LMPD :: Louisville Metro Police Department
IMAGE

Louisville officer who shot man was to be fired, now being suspended

IMAGE
PHOTO
PHOTO

A Louisville Metro Police officer who shot a man in an abandoned home in March 2017, later explaining she meant to turn on her gun's flashlight and not fire, has been suspended for 10 days.

Louisville Police Chief Steve Conrad suspended Officer Sarah Stumler for 10 days last week, according to disciplinary records obtained by the Courier Journal.

Those records indicate Stumler and Conrad met on Jan. 16 for a pre-termination hearing, which according to department policy is scheduled when the chief "believes that termination/discharge is the correct discipline..."

Stumler acknowledged in that meeting that she violated the department's care of firearms policy, which in part instructs officers to not "use or handle firearms in a careless or imprudent manner."

Bruce Warrick, 38 at the time, was shot almost immediately after being found by Stumler as she and other officers searched a house at 26th and Magazine streets on March 2, 2017, on reports of a man inside doing drugs.

An unarmed Warrick survived the shooting but underwent multiple surgeries.
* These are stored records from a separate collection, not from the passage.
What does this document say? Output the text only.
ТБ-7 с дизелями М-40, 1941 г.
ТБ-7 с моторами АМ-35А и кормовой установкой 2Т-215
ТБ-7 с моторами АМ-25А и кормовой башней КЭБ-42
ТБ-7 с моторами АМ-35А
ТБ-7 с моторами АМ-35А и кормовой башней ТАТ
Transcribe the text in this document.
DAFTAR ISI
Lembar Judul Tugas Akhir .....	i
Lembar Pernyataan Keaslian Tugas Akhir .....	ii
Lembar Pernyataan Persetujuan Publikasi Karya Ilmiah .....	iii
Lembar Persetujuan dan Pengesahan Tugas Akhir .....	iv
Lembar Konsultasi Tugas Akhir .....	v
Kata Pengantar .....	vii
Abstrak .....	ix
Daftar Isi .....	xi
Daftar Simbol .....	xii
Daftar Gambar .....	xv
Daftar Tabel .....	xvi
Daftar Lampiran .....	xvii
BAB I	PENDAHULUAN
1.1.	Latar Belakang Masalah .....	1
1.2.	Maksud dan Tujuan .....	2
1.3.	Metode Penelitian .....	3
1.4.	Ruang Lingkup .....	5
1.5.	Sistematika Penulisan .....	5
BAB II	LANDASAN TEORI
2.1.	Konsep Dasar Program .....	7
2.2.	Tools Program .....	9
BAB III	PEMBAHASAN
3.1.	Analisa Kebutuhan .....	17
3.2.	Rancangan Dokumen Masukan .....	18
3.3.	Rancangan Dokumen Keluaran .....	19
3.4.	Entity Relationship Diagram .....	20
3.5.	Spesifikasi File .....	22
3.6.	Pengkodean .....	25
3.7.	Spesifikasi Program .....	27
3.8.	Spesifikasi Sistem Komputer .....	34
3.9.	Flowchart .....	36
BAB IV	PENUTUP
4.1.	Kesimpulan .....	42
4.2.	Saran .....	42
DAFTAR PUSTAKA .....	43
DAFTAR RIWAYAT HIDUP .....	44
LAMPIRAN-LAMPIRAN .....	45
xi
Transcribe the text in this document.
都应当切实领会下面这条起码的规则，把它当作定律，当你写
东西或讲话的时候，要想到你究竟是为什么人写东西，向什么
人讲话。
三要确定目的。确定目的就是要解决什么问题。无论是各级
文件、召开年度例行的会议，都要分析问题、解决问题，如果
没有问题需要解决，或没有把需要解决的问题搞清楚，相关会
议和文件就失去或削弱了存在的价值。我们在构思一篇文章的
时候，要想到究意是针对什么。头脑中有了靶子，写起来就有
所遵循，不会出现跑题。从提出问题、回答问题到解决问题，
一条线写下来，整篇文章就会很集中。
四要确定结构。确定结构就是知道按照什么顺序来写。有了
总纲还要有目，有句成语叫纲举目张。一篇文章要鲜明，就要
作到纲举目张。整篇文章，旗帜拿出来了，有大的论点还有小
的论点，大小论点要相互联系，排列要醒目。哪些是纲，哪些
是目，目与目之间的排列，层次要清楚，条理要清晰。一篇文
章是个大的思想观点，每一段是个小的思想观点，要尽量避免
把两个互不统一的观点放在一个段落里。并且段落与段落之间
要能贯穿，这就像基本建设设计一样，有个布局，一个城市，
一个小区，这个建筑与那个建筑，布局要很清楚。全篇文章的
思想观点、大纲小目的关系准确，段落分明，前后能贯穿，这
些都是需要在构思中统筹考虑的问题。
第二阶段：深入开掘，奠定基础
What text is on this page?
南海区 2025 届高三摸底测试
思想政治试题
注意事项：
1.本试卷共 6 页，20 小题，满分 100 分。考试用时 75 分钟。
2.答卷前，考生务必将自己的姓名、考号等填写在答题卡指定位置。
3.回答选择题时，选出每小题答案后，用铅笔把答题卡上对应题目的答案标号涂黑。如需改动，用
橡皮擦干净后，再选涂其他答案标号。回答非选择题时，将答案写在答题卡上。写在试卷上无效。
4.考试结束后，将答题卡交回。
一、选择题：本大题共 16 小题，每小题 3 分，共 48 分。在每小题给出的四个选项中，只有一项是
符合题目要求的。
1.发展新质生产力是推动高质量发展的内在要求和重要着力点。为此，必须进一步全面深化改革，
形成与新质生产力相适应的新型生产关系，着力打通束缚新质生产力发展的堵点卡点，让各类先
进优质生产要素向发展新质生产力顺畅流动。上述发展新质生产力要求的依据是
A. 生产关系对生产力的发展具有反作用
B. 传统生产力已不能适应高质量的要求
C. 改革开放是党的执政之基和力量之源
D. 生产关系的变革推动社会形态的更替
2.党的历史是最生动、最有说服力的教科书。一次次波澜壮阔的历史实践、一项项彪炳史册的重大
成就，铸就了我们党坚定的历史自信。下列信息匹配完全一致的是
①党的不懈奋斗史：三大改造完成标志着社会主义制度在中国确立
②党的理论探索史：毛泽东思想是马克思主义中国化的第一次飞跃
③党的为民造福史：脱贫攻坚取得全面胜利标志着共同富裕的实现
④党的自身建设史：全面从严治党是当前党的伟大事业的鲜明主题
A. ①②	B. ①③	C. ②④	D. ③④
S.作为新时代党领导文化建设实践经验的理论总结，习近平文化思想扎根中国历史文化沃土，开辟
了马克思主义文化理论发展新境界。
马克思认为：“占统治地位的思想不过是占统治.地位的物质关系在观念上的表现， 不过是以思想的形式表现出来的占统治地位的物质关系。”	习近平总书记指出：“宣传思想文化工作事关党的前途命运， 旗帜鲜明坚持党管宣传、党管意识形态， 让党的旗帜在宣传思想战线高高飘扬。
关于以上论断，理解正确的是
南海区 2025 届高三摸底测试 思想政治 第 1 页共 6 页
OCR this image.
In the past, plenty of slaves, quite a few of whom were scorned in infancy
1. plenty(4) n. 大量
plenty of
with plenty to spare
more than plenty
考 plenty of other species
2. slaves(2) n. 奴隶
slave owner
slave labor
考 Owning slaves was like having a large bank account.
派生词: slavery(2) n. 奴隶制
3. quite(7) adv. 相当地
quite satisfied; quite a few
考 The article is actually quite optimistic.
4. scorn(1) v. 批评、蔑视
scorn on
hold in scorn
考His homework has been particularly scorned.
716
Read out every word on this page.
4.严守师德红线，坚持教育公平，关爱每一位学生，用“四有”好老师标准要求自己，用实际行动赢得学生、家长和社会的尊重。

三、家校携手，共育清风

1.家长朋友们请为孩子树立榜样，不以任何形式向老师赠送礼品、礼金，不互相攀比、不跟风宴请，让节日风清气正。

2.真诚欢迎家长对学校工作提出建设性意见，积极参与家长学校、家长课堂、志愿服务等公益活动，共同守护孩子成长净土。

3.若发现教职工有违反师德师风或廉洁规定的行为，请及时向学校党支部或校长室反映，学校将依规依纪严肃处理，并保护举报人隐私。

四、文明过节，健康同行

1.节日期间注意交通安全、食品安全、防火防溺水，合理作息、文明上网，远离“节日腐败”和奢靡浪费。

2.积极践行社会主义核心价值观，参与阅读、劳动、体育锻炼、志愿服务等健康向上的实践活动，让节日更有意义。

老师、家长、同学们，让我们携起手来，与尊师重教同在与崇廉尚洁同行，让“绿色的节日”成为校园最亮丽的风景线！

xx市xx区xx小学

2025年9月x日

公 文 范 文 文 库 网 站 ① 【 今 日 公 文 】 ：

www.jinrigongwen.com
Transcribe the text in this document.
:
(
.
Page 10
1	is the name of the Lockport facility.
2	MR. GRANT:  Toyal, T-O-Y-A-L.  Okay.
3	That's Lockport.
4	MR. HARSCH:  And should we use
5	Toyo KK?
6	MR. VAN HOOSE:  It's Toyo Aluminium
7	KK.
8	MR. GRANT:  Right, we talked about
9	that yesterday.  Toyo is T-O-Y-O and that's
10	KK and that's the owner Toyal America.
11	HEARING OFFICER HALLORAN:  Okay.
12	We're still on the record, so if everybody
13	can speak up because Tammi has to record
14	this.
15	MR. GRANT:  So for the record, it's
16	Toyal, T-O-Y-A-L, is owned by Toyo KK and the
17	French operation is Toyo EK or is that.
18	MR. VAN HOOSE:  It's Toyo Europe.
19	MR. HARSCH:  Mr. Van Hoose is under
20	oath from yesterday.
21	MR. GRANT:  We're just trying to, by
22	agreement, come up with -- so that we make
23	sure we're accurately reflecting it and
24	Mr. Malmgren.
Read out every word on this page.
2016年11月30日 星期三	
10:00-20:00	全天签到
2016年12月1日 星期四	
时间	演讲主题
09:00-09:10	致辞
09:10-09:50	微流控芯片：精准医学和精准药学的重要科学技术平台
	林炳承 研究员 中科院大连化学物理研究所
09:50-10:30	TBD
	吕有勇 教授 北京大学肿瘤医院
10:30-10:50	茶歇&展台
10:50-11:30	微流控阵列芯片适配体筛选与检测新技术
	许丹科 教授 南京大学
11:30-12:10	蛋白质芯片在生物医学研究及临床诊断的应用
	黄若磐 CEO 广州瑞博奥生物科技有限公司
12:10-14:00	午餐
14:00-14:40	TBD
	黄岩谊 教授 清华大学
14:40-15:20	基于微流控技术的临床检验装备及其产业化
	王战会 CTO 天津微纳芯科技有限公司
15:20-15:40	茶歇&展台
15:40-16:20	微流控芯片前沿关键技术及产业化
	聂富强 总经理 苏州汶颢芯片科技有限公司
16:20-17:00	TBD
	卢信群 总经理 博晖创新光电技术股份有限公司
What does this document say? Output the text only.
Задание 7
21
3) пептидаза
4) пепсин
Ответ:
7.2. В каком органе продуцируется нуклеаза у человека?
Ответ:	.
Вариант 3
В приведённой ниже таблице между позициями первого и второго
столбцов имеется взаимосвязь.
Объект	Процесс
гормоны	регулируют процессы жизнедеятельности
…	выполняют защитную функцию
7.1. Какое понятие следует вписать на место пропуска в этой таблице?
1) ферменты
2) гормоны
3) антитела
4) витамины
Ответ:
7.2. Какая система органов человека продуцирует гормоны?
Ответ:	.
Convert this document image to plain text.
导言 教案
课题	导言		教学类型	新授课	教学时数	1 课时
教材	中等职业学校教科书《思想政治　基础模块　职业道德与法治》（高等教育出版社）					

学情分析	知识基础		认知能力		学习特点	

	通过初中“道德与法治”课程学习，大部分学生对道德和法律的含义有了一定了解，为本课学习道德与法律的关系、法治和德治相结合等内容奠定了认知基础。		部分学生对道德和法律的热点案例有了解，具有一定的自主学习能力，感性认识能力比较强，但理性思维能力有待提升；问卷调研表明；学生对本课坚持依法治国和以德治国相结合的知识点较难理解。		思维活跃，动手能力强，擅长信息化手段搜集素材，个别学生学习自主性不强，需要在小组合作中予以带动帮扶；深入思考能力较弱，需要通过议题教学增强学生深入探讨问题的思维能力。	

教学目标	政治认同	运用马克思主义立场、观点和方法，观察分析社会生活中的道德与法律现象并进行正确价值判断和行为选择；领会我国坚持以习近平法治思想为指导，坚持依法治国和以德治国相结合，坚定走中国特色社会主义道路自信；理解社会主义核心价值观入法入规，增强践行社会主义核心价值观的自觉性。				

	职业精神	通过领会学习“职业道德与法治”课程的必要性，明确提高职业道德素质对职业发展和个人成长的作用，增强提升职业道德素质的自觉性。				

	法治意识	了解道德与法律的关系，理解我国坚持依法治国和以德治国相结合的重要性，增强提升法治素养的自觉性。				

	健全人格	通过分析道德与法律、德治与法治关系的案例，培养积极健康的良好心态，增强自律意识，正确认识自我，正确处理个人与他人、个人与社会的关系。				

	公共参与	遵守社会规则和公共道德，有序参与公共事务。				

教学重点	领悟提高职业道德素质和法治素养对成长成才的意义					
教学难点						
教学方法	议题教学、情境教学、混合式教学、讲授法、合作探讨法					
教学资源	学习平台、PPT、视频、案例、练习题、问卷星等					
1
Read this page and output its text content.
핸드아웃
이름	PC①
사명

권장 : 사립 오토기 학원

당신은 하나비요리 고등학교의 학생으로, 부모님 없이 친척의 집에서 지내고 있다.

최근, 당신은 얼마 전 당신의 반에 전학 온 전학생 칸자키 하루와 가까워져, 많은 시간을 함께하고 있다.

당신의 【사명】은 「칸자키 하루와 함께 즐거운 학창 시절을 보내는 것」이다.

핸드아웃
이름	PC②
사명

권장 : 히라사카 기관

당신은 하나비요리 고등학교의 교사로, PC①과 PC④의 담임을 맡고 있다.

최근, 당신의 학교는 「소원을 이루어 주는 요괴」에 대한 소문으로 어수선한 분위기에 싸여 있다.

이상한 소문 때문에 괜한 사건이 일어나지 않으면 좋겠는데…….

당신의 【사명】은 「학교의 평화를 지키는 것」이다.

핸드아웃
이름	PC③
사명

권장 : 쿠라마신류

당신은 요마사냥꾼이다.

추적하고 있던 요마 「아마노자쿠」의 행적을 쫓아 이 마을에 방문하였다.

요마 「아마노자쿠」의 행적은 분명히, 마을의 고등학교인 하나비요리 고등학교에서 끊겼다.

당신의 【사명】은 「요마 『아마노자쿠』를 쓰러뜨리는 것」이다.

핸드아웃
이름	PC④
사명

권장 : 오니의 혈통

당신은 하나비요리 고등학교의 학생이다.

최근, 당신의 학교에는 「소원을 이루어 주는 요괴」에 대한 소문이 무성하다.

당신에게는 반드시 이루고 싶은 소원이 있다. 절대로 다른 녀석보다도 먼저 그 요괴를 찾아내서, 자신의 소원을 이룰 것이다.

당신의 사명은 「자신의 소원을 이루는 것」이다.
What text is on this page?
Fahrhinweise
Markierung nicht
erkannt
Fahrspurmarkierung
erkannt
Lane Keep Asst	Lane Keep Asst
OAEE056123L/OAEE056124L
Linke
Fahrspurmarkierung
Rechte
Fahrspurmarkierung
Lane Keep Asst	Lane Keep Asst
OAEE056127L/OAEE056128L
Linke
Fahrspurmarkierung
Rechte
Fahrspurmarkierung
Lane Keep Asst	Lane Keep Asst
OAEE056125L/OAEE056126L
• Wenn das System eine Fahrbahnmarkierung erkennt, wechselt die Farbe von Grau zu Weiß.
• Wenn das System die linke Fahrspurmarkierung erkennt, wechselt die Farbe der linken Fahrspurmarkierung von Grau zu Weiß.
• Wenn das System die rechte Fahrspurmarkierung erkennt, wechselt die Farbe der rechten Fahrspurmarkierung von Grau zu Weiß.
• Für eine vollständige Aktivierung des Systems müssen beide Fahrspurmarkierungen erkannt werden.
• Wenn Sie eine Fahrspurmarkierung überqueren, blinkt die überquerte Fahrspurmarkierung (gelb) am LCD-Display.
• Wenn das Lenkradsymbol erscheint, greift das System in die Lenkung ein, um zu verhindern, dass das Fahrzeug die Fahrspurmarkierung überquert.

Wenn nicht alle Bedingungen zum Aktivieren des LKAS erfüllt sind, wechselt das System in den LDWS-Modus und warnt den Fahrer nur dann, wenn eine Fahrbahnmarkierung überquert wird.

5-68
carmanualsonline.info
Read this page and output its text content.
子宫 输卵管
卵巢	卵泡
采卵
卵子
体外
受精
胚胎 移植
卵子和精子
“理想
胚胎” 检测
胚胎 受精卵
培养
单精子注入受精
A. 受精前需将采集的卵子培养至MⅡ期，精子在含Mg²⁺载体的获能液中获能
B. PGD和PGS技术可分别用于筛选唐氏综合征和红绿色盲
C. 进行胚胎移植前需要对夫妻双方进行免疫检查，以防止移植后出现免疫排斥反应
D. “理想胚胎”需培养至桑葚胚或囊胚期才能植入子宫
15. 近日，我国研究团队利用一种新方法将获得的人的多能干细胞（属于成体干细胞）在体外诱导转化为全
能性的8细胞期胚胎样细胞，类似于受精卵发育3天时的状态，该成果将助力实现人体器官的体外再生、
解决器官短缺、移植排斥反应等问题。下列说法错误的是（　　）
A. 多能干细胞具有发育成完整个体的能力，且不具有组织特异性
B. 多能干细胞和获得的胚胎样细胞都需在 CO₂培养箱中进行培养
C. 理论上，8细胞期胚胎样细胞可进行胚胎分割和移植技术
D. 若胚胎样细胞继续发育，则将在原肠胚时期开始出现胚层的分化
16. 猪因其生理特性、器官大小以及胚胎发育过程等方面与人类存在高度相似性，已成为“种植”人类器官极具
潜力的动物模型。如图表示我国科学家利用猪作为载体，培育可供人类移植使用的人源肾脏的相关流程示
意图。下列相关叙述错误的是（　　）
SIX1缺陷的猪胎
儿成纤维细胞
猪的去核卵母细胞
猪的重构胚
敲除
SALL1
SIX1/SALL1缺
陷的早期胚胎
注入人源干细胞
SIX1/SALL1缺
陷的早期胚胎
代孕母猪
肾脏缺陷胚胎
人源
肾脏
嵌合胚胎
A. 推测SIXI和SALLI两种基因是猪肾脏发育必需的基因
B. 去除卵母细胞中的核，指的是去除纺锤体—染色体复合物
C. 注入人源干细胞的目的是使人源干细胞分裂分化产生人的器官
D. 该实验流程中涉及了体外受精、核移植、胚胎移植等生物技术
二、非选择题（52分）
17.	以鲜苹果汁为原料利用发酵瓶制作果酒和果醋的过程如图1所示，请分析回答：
The city settled a lawsuit with Warrick for $1.8 million last summer.

Stumler's body camera footage showed that as she looked behind a box spring that was leaning against a wall she found Warrick, who stood in the shadows.

"Show your hands," she yelled, before raising her gun and firing once.

"I meant to turn the light on to see what was behind the mattress and accidentally pulled the trigger," she later told department investigators.

Stumler was put on administrative leave after the shooting with her police powers suspended.

In a rare move, the shooting was presented to a Jefferson County grand jury in May 2018.

The grand jury declined to indict Stumler on a second-degree assault charge. Though, in another unique act, it did issue commentary on the case, recommending annual low-light training using the weapon-mounted light and and having officers pledge to not use their trigger finger to operate the light.

As the Courier Journal found last year, the shooting revealed a lack of thorough policy on the use of weapon-mounted lights and prompted training and policy changes.

Stumler used a mounted flashlight popular with officers, which attached to a rail beneath the barrel of her gun. She explained to investigators she used her dominant hand to try and hit a switch on the side of the light and instead pulled the trigger.

In 2018, the department added a section on weapon-mounted lights to its firearms policy, explicitly banning the use of the trigger finger except in "extreme emergency situations."

Department leadership told the Courier Journal that mounted lights will be part of recruits' mandated equipment while in the academy and officers would be retrained on on using the weapon-mounted lights, regardless of whether they're actively using one.